The Prumont Method
Trevor J. Houser’s inventive literary novel The Prumont Method crisscrosses a country scarred by constant mass shootings, bringing black humor to bear on the present-day dystopia of rampant gun violence.
Former health care marketer and math hobbyist Roger Prumont comes up with a formula for predicting the time and place of the next mass shooting. After his career and marriage implode, he travels the country with his daughter to see if his method works and could save lives. In the process, he questions whether mass murders have become so commonplace that his prognostications are pure luck.
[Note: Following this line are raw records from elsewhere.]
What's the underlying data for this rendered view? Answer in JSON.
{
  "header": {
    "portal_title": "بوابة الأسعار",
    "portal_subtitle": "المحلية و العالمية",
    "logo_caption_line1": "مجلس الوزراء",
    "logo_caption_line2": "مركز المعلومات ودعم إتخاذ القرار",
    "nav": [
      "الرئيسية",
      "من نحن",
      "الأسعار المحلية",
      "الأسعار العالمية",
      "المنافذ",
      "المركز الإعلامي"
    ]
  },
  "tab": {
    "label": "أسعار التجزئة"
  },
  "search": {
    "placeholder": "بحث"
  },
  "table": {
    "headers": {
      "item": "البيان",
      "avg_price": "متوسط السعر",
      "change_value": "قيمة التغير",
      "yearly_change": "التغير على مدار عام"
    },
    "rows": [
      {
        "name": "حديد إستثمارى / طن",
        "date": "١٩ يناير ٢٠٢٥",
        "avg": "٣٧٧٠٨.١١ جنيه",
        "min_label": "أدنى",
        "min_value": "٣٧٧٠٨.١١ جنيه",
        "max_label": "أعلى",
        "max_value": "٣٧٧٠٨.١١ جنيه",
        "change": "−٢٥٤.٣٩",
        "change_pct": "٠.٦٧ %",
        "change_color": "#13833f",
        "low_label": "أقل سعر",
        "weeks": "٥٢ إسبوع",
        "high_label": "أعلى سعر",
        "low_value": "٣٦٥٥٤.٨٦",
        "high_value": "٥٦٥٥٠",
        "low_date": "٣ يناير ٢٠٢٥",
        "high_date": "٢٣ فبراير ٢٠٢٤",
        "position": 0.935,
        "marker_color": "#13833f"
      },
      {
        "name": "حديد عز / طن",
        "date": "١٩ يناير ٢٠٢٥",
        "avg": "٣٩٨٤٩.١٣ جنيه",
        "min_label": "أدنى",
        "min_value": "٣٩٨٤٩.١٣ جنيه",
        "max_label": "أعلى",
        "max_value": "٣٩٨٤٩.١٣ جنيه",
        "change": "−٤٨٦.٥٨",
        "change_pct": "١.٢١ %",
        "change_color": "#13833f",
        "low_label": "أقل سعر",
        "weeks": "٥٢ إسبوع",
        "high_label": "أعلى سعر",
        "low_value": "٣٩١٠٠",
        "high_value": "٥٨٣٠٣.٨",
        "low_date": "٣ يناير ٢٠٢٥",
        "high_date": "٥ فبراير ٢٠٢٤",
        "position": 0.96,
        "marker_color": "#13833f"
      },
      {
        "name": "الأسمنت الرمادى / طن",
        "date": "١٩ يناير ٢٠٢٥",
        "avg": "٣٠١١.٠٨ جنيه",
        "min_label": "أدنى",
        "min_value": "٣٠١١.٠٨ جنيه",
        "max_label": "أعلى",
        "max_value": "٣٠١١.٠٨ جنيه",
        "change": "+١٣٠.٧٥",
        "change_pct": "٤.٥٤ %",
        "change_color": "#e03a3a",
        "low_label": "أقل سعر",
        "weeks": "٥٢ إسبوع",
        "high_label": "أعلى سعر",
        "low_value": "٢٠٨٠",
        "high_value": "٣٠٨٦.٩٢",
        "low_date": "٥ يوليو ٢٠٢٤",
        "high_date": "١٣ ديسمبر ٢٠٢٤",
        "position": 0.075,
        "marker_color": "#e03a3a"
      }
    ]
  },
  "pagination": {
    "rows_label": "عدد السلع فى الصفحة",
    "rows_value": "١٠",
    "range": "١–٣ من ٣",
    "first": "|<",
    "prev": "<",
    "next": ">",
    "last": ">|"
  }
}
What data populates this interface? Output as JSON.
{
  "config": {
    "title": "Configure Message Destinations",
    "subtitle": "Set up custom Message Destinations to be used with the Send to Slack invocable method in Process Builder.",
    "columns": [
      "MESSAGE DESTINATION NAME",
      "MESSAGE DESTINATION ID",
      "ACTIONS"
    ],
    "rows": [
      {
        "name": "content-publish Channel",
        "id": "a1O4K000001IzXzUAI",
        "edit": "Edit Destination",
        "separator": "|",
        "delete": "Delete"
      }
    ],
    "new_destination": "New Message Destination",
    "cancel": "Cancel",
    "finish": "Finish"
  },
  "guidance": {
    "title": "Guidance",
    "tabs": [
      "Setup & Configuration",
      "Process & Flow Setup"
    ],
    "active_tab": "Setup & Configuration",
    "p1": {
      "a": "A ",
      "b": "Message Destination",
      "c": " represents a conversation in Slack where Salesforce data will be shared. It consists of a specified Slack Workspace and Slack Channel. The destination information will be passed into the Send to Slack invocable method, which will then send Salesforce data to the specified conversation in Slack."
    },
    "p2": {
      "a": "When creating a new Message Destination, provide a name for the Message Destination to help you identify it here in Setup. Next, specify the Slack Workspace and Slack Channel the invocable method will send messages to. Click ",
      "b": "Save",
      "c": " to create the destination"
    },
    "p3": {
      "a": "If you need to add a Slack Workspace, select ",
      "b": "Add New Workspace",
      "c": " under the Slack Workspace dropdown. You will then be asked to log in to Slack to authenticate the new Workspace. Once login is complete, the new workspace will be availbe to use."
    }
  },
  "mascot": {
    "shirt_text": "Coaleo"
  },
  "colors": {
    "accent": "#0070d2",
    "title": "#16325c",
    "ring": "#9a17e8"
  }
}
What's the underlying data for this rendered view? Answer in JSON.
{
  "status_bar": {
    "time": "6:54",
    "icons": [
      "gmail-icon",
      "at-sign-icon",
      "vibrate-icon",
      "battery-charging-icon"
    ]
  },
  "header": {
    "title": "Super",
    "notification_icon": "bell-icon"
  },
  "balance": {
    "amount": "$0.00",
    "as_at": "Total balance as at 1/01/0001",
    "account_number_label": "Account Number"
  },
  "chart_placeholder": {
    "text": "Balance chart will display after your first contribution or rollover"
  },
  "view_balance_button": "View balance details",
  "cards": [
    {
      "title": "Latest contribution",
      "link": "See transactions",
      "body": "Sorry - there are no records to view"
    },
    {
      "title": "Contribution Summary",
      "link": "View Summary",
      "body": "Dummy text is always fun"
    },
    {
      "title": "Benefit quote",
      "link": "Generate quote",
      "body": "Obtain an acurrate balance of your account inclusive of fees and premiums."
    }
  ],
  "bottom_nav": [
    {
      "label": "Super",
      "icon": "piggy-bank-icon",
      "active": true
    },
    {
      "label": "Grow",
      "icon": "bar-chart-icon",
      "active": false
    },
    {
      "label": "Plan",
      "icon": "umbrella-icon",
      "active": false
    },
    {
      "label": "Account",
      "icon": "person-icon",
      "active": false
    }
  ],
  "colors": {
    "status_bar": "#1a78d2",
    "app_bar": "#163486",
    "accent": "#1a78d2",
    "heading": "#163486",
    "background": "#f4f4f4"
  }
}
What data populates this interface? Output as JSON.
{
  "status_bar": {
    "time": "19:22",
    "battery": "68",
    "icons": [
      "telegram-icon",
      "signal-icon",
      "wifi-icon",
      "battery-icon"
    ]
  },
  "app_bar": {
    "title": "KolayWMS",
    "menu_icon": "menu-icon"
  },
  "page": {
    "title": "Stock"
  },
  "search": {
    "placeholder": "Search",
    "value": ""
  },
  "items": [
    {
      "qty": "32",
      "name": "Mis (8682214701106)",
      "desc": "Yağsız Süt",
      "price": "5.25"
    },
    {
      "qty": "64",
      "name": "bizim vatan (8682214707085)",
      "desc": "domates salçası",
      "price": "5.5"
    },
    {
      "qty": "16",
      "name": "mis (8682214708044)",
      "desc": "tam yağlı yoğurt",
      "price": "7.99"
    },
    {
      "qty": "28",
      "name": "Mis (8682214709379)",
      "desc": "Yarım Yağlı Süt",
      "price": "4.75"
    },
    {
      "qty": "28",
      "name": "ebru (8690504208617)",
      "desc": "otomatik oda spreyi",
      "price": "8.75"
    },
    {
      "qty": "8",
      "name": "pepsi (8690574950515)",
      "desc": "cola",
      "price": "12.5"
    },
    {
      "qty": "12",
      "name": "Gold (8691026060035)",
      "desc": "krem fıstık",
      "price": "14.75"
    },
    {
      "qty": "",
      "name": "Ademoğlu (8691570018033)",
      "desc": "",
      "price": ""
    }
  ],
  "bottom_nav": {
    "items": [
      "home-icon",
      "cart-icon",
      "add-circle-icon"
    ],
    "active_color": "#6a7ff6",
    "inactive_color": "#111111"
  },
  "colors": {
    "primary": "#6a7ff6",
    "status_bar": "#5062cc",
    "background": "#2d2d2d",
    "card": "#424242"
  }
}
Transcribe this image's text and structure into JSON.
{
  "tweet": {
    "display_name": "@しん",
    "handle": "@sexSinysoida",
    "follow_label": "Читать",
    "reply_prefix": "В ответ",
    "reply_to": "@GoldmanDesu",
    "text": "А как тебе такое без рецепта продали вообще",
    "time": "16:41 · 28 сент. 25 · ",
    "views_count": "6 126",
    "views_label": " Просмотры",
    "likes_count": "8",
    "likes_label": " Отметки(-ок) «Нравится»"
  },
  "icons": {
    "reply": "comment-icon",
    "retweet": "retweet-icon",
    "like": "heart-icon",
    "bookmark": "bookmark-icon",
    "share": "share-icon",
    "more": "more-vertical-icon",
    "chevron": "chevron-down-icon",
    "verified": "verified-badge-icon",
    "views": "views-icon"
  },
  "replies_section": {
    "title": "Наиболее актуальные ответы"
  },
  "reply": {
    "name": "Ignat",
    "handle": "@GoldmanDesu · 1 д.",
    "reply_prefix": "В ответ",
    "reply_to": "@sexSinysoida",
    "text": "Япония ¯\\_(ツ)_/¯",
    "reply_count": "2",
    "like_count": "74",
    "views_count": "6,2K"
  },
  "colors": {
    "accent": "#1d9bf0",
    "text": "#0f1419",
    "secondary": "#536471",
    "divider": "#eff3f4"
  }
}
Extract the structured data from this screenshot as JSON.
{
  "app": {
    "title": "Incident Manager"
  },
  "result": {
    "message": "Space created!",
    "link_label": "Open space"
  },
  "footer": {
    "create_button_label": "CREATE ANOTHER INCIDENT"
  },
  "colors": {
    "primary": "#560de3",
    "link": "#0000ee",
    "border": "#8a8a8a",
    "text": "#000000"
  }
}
The novel is an excoriating critique of contemporary society. It hums thanks to Roger’s animated voice; down and out, this depressed divorcee bounces from motel to motel, obsessing over mathematical theoreticians and mass killers. His narration mixes antic hyperbole with memorable turns of phrase: he laments copy that he slapped together (“your weight-loss program will see you now”) as it turns up on billboards, prompting him to “want to be lowered into a bear cage slathered in elk blood.” He thinks about lighting himself aflame in a conference room, imagining his melting flesh dripping onto the AV equipment while he scrawls “our prognosis: convenience matters” on the whiteboard.
But the prose is also stylish, with short sentences and unorthodox word choices. And it’s interspersed with recipes for the obscure cocktails that Roger swills as he goes to dark places, despairing over whether it’s all random and pointless, or wondering whether math can impose order over the mounting death tolls. Its final confrontation is well foreshadowed; still, it attains heartwrenching poignancy, even in its inevitability.
A novel filled with gallows humor that’s representative of great creativity, The Prumont Method examines the phenomenon of gun massacres with pathos and profundity.